Heifer, Red
(animal used in Jewish ritual of purification)
:
Heikan
(Jap., ‘closing the gate’). The Zen Buddhist ability to cultivate in
zazen
an awareness of one's surroundings without involvement in them.
Heikhal
(Sephardi name for the Ark)
:
Heiler, Friedrich
(1892–1967).
Christian theologian and
phenomenologist
of religion. He was originally a Roman Catholic, but became a Lutheran under the influence of
Nathan Söderblom
. From 1922 until his retirement in 1960, he was professor of the comparative history of religions at Marburg. Pulled back in a more Catholic direction by the writings of von
Hügel
, he founded an evangelical order of Franciscan tertiaries.
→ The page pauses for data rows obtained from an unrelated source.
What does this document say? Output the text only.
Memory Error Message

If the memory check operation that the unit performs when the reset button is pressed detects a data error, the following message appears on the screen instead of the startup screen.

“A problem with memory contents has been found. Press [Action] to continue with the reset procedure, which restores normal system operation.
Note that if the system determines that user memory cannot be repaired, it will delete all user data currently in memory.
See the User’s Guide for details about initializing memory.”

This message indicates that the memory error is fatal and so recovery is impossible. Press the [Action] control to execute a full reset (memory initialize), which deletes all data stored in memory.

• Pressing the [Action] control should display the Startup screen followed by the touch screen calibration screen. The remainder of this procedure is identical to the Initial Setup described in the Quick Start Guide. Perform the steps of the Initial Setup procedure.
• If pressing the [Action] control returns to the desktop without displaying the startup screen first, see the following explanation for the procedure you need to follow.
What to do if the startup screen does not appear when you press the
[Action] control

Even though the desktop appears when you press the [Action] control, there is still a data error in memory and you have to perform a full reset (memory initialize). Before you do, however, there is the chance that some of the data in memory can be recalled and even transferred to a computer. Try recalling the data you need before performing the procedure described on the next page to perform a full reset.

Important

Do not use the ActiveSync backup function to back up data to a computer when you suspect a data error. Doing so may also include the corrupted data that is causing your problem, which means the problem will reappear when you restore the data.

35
His major work was
Das Gebet
(1918; Prayer: A Study in the History and Psychology of Religion, 1932). In this he put into practice his understanding of phenomenology as a way to discovering common truths at the heart of different religions, beneath the surface. He saw the study of religion in this way as a path that could lead to reconciliation between religions. At the outset of
Erscheinungs-formen und Wesen der Religion
(1961), he summarized his understanding of the phenomenological method: it could not be ‘value-free’, since every science has its presuppositions; thus the historian of religion must be inductive, but the phenomenologist must be deductive, building on the foundations of history, philology, etc., working always with empathy.
Heilsgeschichte
(Germ., ‘salvation-history’). The attempt (made initially by Christians) to discern a unifying thread in human, and especially in biblical, history, that thread being the initiatives and actions of God in saving his people and the world.